Постепенно у Римини скопилась внушительная коллекция писем и записок. Он хранил их в тайниках и время от времени перепрятывал, опасаясь, что София может их обнаружить. Полученные послания он никогда не перечитывал — ему было достаточно ими обладать; но мало что могло сравниться с восторгом, охватывавшим его, когда он добавлял еще один шедевр к своей тайной коллекции: засовывал очередной клочок бумаги в старую коробку из-под ботинок, в книгу или в кармашек давно не используемой сумки — особенно если он делал это при приближении Софии. (Римини никогда никого не осуждал за супружескую измену, но само это понятие было для него чем-то потусторонним. Возможность изменить Софии он расценивал как нечто не более реальное, чем, например, обретение дара антигравитации. Изменяли в другом мире, — в мире, где люди, например, верили в астрологию и даже принимали наркотики. При всем этом он сумел реализовать свою подсознательную тягу к измене, свойственную любому мужчине, — обманывал возлюбленную, изменяя ей с доказательствами любви, которые она сама ему адресовала.) Он хранил записки от Софии, как другие хранят фотографии, пряди волос, подставки под пивные кружки из баров и ресторанов, театральные билеты, посадочные талоны, открытки из дальних стран: эти реликвии влюбленные порой перебирают, чтобы вновь погрузиться в сладостные воспоминания о той страсти, что некогда сжигала их, — а то и для того, чтобы оживить угасающие чувства, заставить их вспыхнуть с новой силой, подняться над опасно сузившимся горизонтом бесконечных повторений встреч или дней, проживаемых вместе.

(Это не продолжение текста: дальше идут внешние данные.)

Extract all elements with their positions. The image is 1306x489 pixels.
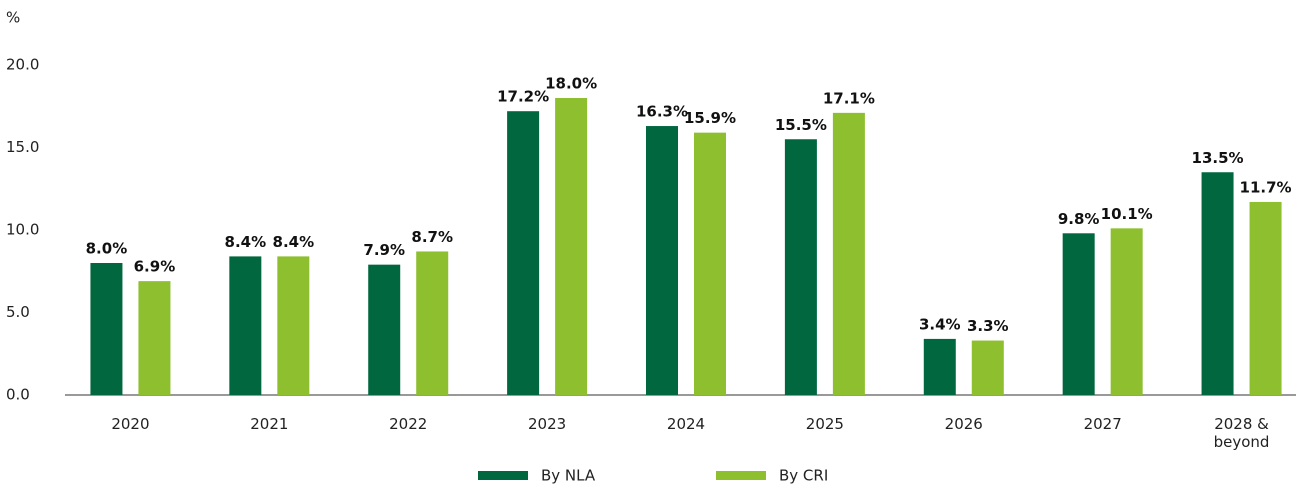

Однажды — никаких мрачных предзнаменований в этот день не было, он ничем не отличался от других — Римини, обнаружив очередную записку, впервые в жизни отложил ее на потом: он куда-то опаздывал. Перескакивая со ступеньки на ступеньку, он бежал по эскалатору, прокладывая себе путь сквозь плотную массу полусонной толпы пассажиров, которые никуда не торопились. Услышав шум поезда, подъезжающего к платформе, Римини на ходу, не сбавляя темпа, стал искать в кармане жетон; пришлось на ощупь выцарапывать его из складок бумаги, куда он зарылся. Преодолев турникет, Римини обогнул шеренгу пассажиров, которые решили не втискиваться в переполненный вагон, и успел, за секунду до отправления, заскочить внутрь, но оказался зажатым между дверями; машинист был вынужден открыть и закрыть их заново. Всю дорогу Римини ехал, опустив голову от стыда и стараясь не встречаться взглядом с другими пассажирами; он стеснялся своей наглости и сунул руки в карманы, чего обычно не делал, — ему казалось, что так он будет, во-первых, занимать меньше места, а во-вторых — не столь разительно отличаться от людей, которые всегда расталкивают других, чтобы успеть на уходящий поезд. В кармане он нащупал записку Софии во второй раз. Сначала ему показалось, что немедленное ее чтение, здесь и сейчас, когда он стоит впечатанный в двери вагона, будет еще одним неоспоримым доказательством их великой любви. Подумав хорошенько и погладив сложенный лист бумаги, словно приглушая настойчивый, зовущий его голос, он оставил записку там, на дне кармана. А потом — день, начавшийся с опоздания, так и шел наперекосяк. Римини оказался жертвой какого-то странного эффекта домино: тех самых десяти-пятнадцати минут, на которые он задержался, торопясь на первую встречу, ему не хватало до самого вечера. Он прилагал все усилия, чтобы ликвидировать это опоздание, но тщетно. Нервотрепка не могла не сказаться и на остальных его делах: Римини принимал неверные решения, путал время и место назначенных им же самим встреч, несколько раз стал виновником аварийных ситуаций на перекрестках, неудачно пообедал и плохо поработал; цеплялся ко всяким несущественным, а зачастую и несуществующим ошибкам окружающих (прочитав в поданном ему в кафе счете тройку как восьмерку, он решил, что его пытаются обмануть, и устроил скандал. С не меньшим упорством он скандалил с редактором — из-за более чем здравого замечания, которое тот высказал в адрес его перевода). В общем, Римини напрочь забыл о записке.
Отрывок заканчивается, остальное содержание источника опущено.